Le juge vérifie que les certificats médicaux successifs répondent aux exigences légales. L’ordonnance relève que le certificat de 72 heures expose que le patient a été admis « pour bilans et prise en charge de troubles du comportement sur fond de tableau psychotique ». Le médecin décrit des manifestations cliniques précises : « maniérisme gestuel, parakinésies, épisodes de soliloquie, réponses à côté alternant avec des moments de mutisme, réticence et barrages ».
L’avis médical motivé conclut à l’existence d’un « syndrome délirant paranoïde avec adhésion totale associé à un syndrome de désorganisation tant intellectuelle que comportementale ». Ces éléments caractérisent des troubles psychiatriques sévères rendant le consentement aux soins impossible.
Le juge retient que les certificats établissent des « troubles rendant impossible son consentement aux soins, imposant des soins immédiats assortis d’une surveillance médicale constante en hospitalisation complète, et créant un risque grave d’atteinte à son intégrité ». Cette formulation reprend les critères légaux de l’admission à la demande d’un tiers en urgence.
B. La délimitation de l’office du juge face à l’expertise médicale
L’ordonnance énonce une règle essentielle concernant l’étendue du contrôle juridictionnel.

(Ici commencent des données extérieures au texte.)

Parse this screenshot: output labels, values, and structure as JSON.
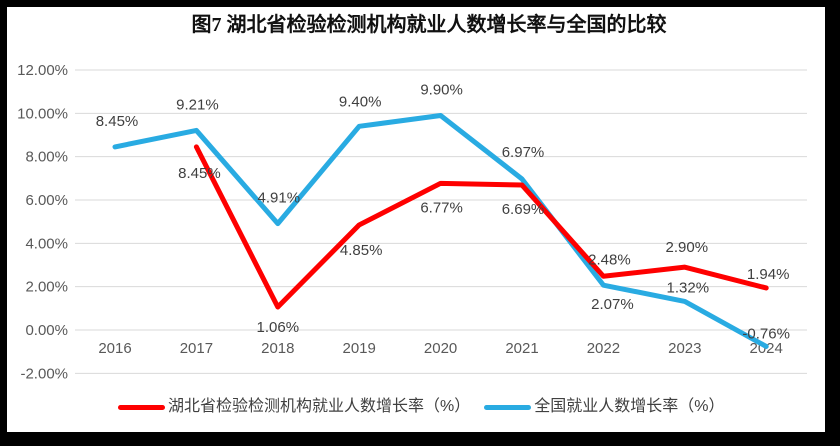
{
  "title": "图7 湖北省检验检测机构就业人数增长率与全国的比较",
  "chart_data": {
    "type": "line",
    "title": "图7 湖北省检验检测机构就业人数增长率与全国的比较",
    "categories": [
      "2016",
      "2017",
      "2018",
      "2019",
      "2020",
      "2021",
      "2022",
      "2023",
      "2024"
    ],
    "series": [
      {
        "name": "湖北省检验检测机构就业人数增长率（%）",
        "color": "#FE0000",
        "values": [
          null,
          8.45,
          1.06,
          4.85,
          6.77,
          6.69,
          2.48,
          2.9,
          1.94
        ],
        "data_labels": [
          null,
          "8.45%",
          "1.06%",
          "4.85%",
          "6.77%",
          "6.69%",
          "2.48%",
          "2.90%",
          "1.94%"
        ],
        "label_offsets": [
          null,
          [
            3,
            26
          ],
          [
            0,
            20
          ],
          [
            2,
            25
          ],
          [
            1,
            24
          ],
          [
            1,
            24
          ],
          [
            6,
            -17
          ],
          [
            2,
            -20
          ],
          [
            2,
            -14
          ]
        ]
      },
      {
        "name": "全国就业人数增长率（%）",
        "color": "#29ABE2",
        "values": [
          8.45,
          9.21,
          4.91,
          9.4,
          9.9,
          6.97,
          2.07,
          1.32,
          -0.76
        ],
        "data_labels": [
          "8.45%",
          "9.21%",
          "4.91%",
          "9.40%",
          "9.90%",
          "6.97%",
          "2.07%",
          "1.32%",
          "-0.76%"
        ],
        "label_offsets": [
          [
            2,
            -26
          ],
          [
            1,
            -26
          ],
          [
            1,
            -26
          ],
          [
            1,
            -25
          ],
          [
            1,
            -26
          ],
          [
            1,
            -27
          ],
          [
            9,
            19
          ],
          [
            3,
            -14
          ],
          [
            0,
            -13
          ]
        ]
      }
    ],
    "y_axis": {
      "min": -2,
      "max": 12,
      "step": 2,
      "ticks": [
        {
          "label": "12.00%",
          "value": 12
        },
        {
          "label": "10.00%",
          "value": 10
        },
        {
          "label": "8.00%",
          "value": 8
        },
        {
          "label": "6.00%",
          "value": 6
        },
        {
          "label": "4.00%",
          "value": 4
        },
        {
          "label": "2.00%",
          "value": 2
        },
        {
          "label": "0.00%",
          "value": 0
        },
        {
          "label": "-2.00%",
          "value": -2
        }
      ]
    },
    "xlabel": "",
    "ylabel": "",
    "grid": true,
    "legend_position": "bottom",
    "colors": {
      "grid_line": "#D9D9D9",
      "axis_text": "#595959",
      "data_label_text": "#404040",
      "title_text": "#111111",
      "background": "#FFFFFF",
      "frame": "#000000"
    }
  },
  "legend": {
    "items": [
      {
        "label": "湖北省检验检测机构就业人数增长率（%）",
        "color": "#FE0000"
      },
      {
        "label": "全国就业人数增长率（%）",
        "color": "#29ABE2"
      }
    ]
  }
}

Le juge affirme que son office « se limite – pour l’appréciation du contenu des certificats médicaux – à s’assurer qu’il répond aux exigences légales ». Cette formulation délimite strictement le pouvoir d’appréciation du magistrat.
Le juge précise qu’il ne lui « appartient pas de confronter le contenu du certificat à sa propre appréciation du trouble psychiatrique, et donc de se substituer au médecin dans l’examen de l’état mental d’un patient et de son consentement aux soins ». Cette autolimitation traduit le respect de la compétence médicale dans l’évaluation clinique.
Cette conception restrictive de l’office du juge soulève des interrogations. Le contrôle juridictionnel ne saurait se réduire à une vérification purement formelle des certificats. Le juge doit pouvoir apprécier la cohérence et le caractère circonstancié des constatations médicales. L’ordonnance elle-même relève que les certificats sont « suffisamment circonstanciés ».
La proportionnalité de la mesure fait l’objet d’un contrôle explicite. L’ordonnance énonce que « la mesure de soins sous la forme d’une hospitalisation à temps plein en service spécialisé apparaît ainsi toujours nécessaire, adaptée et proportionnée à l’état de santé » du patient. Ce triple test de nécessité, d’adaptation et de proportionnalité traduit l’influence des exigences européennes.
L’absence d’éléments probants contestant les certificats médicaux conduit au maintien de la mesure. La charge de la preuve pèse ainsi implicitement sur le patient ou son conseil. Cette répartition de la charge probatoire peut sembler sévère au regard de la présomption de liberté. Le juge note cependant l’absence de « tout élément probant de nature à remettre en cause la teneur des certificats et avis médicaux transmis ».